Stocks: your share of ownership in a company
Stock generally refers to shares of Common Stock or an “equity share” of a corporation. Each share of Common Stock represents a share of ownership in a company.
The price of a stock generally represents investor expectations about the future profitability potential or future value of the company, and may also be influenced by general economic and market conditions. When buying stock, an investor is typically hoping that the perceived value of the company will rise, producing a capital gain when the shares are resold at a higher price.
A dividend is a payment distributed to shareholders from time to time and in amounts voted on by a company’s (or a mutual fund’s) board of directors. The dividend may be in cash, in more shares of the company’s stock, or in shares of another company it owns. Not all corporations pay dividends.
There are many different types of stocks including Large Capitalization Stocks, Small Capitalization Stocks, International Stocks, Blue Chip Stocks, and Growth Stocks.
Stocks are not FDIC-insured and involve risk, including possible loss of the amount invested.
Large Capitalization Stocks
These stocks include those of relatively large and established U.S. companies. These stocks are often found in such well-known indices as the S&P 500 or the Dow Jones Industrial Average. Like all stocks, Large-Cap Stocks fluctuate in value daily depending on what investors think of the economy and of the companies’ business prospects.
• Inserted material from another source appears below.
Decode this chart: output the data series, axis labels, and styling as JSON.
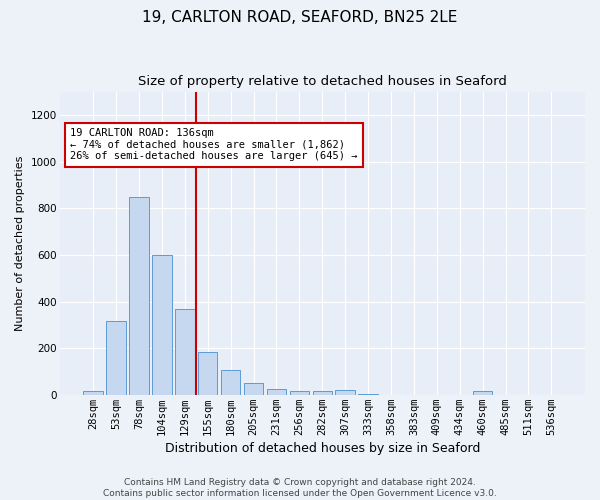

Small Capitalization Stocks
These stocks include those stocks of relatively small U.S. companies. These stocks are often found in such indices as the NASDAQ Composite or the Russell 2000 (though NASDAQ has many large-cap stocks, as well). Like all stocks, Small-Cap Stocks fluctuate in value daily depending on what investors think of the economy and of the companies’ business prospects.
Small-Cap Stocks tend to involve more risk than Large-Cap Stocks.
These are stocks of companies based outside the U.S. Like all stocks, International Stocks fluctuate in value daily depending on what investors think of various global economies and of the companies’ business prospects.
The stocks of most foreign companies that are traded in the U.S. markets are traded as American Depository Receipts (ADRS). Each ADR represents one or more shares of foreign stock or a fraction of the share. By owning an ADR, you have the right to obtain the foreign stock it represents. The price of an ADR corresponds to the price of the foreign stock in its home market, adjusted to the ratio of the ADRS to foreign company shares.
Blue Chip Stocks
These are common stocks of well known companies with histories of profit growth and dividend payment, as well as quality management, products, and services. Blue chip stocks are usually high-priced and low yielding. The term “blue-chip” comes from the game of poker in which the blue chip holds the highest value.
These are stocks of a company where the earnings and/or revenue are growing faster than its industry or overall market. That is, the stock is maintaining a faster-than-average growth. Such companies will most likely provide long-term growth of capital. Growth stocks may be more volatile than the market as a whole. Therefore, there may be times when growth stocks are doing well and times when they are not doing well. It is also important to note that a growth stock is not a growth stock forever.